Amir Uskara, Anggota Banggar DPR dari Fraksi PPP mengatakan, kenaikan cukai memang seharusnya tidak lebih dari inflasi karena akan berdampak pada industri.
Saat ini kata Amir, DPR sedang merumuskan tarif cukai dengan kenaikan maksimal di 6 persen. Bila lebih dari itu maka industri akan kena dampaknya.
"Dalam kenaikan cukai ini pemerintah juga harus memikirkan kelangsungan industri, karena banyak unsur terkait yang harus dilindungi dalam industri ini, seperti buruh yang bekerja di industri ini yang jumlahnya cukup banyak. Jadi harus mempertimbangkan berbagai aspek dalam penentuan tarif cukai. Jangan sampai melebihi daya beli masyarakat," katanya.
Menurut Amir pemerintah saat ini belum melakukan ekstensifikasi target cukai. Sehingga lagi-lagi cukai tembakau yang dinaikan.
"Sebaiknya pemerintah harus segera memikirkan ekstensifikasi target cukai agar lebih beragam," katanya.
Perlu diingat kalau industri tembakau merupakan penyumbang terbesar kedua untuk pendapatan negara di bawah penerimaan pajak.

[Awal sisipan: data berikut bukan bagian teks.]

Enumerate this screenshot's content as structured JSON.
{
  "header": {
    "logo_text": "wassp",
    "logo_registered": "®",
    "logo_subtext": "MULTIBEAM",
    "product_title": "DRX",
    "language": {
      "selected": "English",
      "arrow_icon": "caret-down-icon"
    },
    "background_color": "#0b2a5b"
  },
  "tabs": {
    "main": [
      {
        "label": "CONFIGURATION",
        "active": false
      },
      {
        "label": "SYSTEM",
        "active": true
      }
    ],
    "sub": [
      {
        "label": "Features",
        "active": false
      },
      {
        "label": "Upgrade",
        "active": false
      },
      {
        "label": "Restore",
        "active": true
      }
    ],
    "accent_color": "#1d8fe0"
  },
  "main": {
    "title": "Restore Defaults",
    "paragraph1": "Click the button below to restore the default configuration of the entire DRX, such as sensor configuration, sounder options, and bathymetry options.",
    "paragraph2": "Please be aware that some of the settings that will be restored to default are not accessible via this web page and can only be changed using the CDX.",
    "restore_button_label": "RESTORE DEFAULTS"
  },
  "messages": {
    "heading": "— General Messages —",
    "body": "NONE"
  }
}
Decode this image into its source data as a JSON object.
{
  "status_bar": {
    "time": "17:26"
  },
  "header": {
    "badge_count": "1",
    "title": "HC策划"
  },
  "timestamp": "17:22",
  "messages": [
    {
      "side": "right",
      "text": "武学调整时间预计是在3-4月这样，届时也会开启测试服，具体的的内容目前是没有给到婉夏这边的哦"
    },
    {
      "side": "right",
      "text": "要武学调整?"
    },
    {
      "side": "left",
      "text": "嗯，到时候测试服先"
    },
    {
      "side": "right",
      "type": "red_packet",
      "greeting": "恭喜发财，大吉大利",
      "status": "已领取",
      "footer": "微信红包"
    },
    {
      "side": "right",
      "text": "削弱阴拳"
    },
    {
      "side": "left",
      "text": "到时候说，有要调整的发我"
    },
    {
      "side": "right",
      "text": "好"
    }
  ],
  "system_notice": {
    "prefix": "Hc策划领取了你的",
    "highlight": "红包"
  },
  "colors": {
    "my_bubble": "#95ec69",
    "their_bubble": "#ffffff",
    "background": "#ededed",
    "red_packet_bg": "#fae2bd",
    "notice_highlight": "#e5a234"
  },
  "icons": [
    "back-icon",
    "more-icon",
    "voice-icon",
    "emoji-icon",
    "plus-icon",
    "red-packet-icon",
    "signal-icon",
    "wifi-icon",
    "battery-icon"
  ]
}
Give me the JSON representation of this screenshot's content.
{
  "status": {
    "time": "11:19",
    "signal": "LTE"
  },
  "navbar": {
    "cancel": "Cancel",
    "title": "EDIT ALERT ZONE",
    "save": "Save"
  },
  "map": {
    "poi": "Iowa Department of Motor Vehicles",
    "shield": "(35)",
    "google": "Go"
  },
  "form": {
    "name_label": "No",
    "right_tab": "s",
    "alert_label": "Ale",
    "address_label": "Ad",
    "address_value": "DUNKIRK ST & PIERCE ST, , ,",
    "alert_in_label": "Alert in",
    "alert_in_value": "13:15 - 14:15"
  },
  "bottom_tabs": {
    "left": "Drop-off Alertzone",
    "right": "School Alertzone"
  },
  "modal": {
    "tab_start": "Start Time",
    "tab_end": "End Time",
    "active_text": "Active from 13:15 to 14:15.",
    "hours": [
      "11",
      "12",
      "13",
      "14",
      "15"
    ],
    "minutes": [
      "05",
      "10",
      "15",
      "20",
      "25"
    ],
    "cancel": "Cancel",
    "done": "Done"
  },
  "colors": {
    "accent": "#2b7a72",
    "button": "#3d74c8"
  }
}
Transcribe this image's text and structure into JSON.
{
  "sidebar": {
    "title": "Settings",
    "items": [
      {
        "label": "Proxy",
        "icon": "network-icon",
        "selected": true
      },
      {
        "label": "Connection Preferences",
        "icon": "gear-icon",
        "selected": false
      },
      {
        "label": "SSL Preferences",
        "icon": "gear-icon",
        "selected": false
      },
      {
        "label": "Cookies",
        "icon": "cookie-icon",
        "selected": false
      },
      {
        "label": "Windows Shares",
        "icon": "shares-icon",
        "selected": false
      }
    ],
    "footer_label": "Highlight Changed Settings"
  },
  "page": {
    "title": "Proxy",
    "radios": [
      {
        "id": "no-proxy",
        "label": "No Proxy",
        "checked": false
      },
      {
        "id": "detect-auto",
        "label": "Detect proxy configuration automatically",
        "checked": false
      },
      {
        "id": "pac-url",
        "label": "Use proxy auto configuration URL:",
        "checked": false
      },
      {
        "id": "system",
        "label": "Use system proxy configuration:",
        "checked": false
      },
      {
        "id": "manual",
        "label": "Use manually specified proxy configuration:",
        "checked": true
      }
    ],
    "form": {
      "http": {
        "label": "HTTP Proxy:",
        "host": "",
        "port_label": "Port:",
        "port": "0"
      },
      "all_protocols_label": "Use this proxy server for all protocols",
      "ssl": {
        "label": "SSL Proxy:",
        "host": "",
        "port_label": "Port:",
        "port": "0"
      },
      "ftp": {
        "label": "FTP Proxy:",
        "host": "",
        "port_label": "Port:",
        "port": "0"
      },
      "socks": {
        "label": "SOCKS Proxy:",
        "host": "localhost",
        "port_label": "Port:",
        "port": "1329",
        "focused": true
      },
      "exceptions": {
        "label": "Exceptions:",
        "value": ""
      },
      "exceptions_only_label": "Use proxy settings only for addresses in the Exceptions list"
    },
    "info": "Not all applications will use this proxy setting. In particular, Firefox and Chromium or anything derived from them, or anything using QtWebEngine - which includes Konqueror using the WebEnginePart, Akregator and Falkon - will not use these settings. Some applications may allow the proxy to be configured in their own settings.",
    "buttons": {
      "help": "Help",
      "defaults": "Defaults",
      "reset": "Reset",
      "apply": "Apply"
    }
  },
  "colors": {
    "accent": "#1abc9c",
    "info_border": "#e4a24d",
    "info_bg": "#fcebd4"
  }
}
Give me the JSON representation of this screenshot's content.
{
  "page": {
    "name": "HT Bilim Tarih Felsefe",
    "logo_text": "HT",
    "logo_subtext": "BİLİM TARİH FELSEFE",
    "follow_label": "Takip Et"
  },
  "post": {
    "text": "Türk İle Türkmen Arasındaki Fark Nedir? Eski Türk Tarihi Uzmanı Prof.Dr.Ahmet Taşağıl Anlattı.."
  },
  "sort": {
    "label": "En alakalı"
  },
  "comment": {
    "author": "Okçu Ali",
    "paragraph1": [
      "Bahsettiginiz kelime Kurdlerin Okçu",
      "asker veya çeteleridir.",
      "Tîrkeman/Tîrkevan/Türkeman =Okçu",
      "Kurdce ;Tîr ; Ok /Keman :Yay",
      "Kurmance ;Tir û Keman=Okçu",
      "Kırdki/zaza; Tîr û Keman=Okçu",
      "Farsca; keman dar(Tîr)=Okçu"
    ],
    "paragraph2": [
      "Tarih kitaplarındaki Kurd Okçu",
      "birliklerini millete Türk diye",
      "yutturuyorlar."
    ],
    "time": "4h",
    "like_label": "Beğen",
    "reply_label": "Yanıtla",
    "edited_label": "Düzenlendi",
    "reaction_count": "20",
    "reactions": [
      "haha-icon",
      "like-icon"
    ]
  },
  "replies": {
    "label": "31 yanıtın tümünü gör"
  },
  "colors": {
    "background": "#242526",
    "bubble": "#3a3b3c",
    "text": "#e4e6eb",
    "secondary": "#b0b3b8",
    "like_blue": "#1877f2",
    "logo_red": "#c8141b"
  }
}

"Sehingga industri harus dilindungi," ujarnya.
Anna Muawanah anggota DPR Komisi XI mengatakan, kenaikan target penerimaan tarif cukai untuk industri hasil tembakau (IHT) sekitar di atas 6 persen dianggap kurang tepat.
Menurutnya, selain nilai itu akan lebih tinggi dari inflasi, pemerintah seharusnya mencari jalan keluar lain.
Ada dua hal yang harus dilakukan pemerintah ketimbang menaikan penerimaan tarif cukai. Pertama harus dilakukan intensifikasi, yakni menambah jumlah produksi dari industri rokok.
"Dengan demikian mereka akan membayar cukai lebih banyak," katanya kepada wartawan.
Selanjutnya, kata Anna, pemerintah bisa melakukan ekstensifikasi, yakni penambahan objek cukai. Seperti yang kita ketahui objek cukai di Indonesia masih sedikit.
"Dengan adanya penambahan objek cukai maka penerimaan akan lebih tinggi," jelasnya.